Updated on February 2, 2019. Medical content reviewed by Dr. Joseph Rosado, MD, M.B.A, Chief Medical Officer
As legislation changes in South Carolina, check back to this section for information about how those legislative changes will affect the prospect of medical marijuana in South Carolina.
The State of Carolina has not passed any laws effectively establishing a medical marijuana program, however, on June 02, 2014, South Carolina passed S1035 “Julian’s Law,” allowing patients diagnosed with severe forms of epilepsy to use cannabis oil derived from the cannabinoid “Cannabidiol” (CBD).
Julian’s Law was passed into law upon signing by the South Carolina Governor, Nikki Halley. “All patients diagnosed with Lennox-Gastaut Syndrome, Dravet Syndrome, also known as ‘severe myoclonic epilepsy of infancy,’ or any other severe form of epilepsy that is not adequately treated by traditional medical therapies and the physician’s conclusion that the patient might benefit from the medical use of cannabidiol.”

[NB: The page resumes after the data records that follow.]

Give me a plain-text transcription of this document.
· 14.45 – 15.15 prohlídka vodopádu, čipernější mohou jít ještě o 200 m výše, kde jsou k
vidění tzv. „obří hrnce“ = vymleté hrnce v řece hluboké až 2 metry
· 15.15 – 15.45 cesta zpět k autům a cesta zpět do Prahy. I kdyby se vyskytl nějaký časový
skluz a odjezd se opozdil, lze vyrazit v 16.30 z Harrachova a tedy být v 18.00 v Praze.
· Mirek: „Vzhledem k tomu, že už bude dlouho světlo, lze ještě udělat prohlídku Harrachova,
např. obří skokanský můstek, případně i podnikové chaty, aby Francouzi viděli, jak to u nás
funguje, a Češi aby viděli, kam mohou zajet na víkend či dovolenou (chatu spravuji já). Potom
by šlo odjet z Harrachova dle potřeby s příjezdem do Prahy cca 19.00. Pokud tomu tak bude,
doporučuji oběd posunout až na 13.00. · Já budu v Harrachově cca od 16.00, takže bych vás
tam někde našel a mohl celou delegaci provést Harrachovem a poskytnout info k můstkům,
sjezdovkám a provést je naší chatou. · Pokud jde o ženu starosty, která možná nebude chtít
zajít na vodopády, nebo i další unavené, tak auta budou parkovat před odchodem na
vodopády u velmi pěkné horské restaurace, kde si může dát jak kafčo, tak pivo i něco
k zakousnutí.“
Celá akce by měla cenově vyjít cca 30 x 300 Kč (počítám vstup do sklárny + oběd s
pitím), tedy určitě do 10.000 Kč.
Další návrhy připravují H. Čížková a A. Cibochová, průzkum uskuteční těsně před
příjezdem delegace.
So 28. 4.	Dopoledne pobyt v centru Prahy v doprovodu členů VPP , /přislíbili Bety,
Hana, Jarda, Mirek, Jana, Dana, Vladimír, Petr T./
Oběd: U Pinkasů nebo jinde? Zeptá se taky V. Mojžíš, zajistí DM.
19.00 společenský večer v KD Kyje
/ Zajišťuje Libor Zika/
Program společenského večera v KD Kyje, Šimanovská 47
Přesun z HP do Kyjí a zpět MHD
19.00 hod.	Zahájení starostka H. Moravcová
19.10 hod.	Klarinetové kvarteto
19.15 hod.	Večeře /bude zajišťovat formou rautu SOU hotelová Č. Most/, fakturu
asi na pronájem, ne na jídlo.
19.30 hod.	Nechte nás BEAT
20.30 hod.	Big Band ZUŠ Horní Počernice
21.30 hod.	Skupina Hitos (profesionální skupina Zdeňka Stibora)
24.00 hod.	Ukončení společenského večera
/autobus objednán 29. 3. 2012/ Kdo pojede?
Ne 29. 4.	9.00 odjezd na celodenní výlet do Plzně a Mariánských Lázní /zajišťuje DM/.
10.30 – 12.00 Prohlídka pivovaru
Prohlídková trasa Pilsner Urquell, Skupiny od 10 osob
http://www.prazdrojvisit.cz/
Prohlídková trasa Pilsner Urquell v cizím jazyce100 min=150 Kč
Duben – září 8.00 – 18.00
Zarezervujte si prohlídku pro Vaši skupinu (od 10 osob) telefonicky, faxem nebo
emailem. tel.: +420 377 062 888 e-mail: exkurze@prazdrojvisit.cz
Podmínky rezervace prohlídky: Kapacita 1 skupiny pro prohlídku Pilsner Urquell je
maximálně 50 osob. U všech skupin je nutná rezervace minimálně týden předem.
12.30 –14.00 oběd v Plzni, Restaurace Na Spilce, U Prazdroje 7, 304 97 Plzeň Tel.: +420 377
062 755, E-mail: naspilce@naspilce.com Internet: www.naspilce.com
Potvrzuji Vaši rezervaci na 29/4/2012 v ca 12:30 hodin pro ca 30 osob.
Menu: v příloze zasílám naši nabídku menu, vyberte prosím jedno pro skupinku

As per the legislature, patients who qualify may legally use CBD oil with no more than 0.9% tetrahydrocannabinol (THC) and a minimum of 15% CBD, to be obtained from the Medical University of South Carolina. Participants will be studied to determine the effects of CBD for controlling seizures.
For more information on how to access CBD cannabis oil in South Carolina, kindly contact the Medical University of South Carolina directly.
To be notified when the State of South Carolina passes legislature becoming a legal medical marijuana state, please sign up to the South Carolina waitlist.
On January 10, 2017, the first day of the new legislative session, Bill S 212 was introduced to the Legislature to create the South Carolina Compassionate Care Act.
Sponsored by Davis, McLeod, Hutto, Campbell, Kimpson, Jackson and M.B. Matthews Sponsors, the bill stood with people who are seriously ill and their family members. The supporters of the bill said that it’s now time for lawmakers to permit people who have serious medical conditions or who are suffering from intense pain to benefit from a plant that is far more effective than opioids and has far fewer side effects.
If Bill S 212 is passed into law and signed by the governor, it will allow certain individuals with specific medical conditions and diseases to use medical cannabis upon receiving the appropriate physician recommendation. Certain individuals can also be authorized to act as caregivers to assist qualifying patients.
Additionally, the bill will create a registry where patients will be registered in confidence and given identification cards that can be verified by law enforcement. S 212 will establish state licensed and monitored medical marijuana dispensaries where patients can purchase their recommended dose of medical marijuana.
The proposed bill establishes the allowable quantity of medical cannabis as two ounces. For a doctor to prescribe or recommend marijuana for a patient, a physician-patient relationship must have existed between them. This means the physician is involved in providing on-going assessment, care, treatment and follow-up care for the patient’s medical condition. The physician must also provide a written certification to the Department of Health and Environment Control stating that the patient can benefit from medical cannabis.
The bill states that medical cannabis should only be recommended for a debilitating medical condition. The medical conditions stated in the bill include:
Debilitating diseases or medical conditions that produce multiple sclerosis, persistent muscle spasms, neurological disorders, seizures, severe nausea, severe debilitating pain as well as wasting syndrome (cachexia) may also be treated with medical marijuana.
According to a section of the proposed act, if a patient has a statement from a doctor stating they have a qualifying medical condition, a valid registry ID card from another state permits the patient to possess medical marijuana in South Carolina. This means that if the bill is passed, people from other states may be allowed to use their medical marijuana cards in South Carolina.